Weet jij hoe je ervoor staat? Ervaar je overmatige stress en ben je benieuwd naar hoe je hier de baas over kunt zijn? Dan is het een goed idee om voor jezelf inzichtelijk te maken wat jouw stressbronnen zijn en of daar voldoende ontspanning tegenover staat. Vul voor jezelf eens een week lang dagelijks in wat je energievreters, -gevers en rustbrengers zijn. Zoals in dit voorbeeld: Energievreters: Bijvoorbeeld werk, mantelzorg, bestuurstaken voetbalclub, vervelende collega, … Energiegevers: Bijvoorbeeld sporten, tuinieren, koken voor vrienden, wandelen met de hond, … Rustbrengers: Bijvoorbeeld slapen, massage, lezen, mediteren, voor je uit staren in de natuur, …

En vraag jezelf na het invullen hiervan dan af:

  • Wat vind ik van de balans?
  • Hoe komt het dat het scheefgegroeid is?
  • Wat zou ik kunnen veranderen om de balans terug te krijgen en wie of wat heb ik daarvoor nodig?

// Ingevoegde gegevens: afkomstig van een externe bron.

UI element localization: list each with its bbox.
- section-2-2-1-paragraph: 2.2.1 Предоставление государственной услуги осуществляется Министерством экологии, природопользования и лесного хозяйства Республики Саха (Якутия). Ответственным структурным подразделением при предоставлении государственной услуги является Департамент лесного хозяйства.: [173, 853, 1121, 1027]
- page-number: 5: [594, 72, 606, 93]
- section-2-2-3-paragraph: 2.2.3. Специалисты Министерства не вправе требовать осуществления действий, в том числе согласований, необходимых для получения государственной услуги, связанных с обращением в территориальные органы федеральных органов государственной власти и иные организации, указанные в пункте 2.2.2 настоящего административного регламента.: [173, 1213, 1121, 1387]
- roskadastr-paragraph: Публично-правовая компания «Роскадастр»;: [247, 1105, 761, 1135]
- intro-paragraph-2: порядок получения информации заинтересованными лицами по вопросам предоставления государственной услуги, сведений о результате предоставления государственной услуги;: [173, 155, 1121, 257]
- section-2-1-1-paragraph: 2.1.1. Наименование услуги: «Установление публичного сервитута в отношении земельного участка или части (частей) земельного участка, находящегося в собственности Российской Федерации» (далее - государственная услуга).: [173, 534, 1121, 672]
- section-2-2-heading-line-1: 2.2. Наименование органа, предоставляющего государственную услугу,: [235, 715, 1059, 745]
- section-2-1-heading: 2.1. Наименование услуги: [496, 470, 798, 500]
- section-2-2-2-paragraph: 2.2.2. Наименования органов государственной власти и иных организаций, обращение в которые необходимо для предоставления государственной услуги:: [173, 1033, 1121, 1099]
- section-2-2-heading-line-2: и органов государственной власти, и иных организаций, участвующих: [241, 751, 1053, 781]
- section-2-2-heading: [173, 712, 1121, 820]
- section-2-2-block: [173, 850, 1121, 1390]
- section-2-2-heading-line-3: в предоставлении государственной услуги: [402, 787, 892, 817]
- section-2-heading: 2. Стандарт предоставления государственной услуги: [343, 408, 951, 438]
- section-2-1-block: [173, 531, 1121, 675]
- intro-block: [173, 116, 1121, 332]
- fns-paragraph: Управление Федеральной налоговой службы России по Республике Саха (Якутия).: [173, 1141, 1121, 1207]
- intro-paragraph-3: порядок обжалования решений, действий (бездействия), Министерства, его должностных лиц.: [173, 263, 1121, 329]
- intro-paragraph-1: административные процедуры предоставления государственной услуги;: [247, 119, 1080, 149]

Geen tijd voor ontspanning

Het moraal van het verhaal is dat je van hard werken geen overspanningsklachten krijgt. Niet zolang je voldoende aandacht schenkt aan het weer opladen van je batterij. En mocht je vinden dat je geen tijd hebt voor rust en ontspanning, dan is dit misschien een belangrijke les: Wie geen tijd neemt om te ontspannen en te rusten, moet tijd inplannen om ziek te zijn.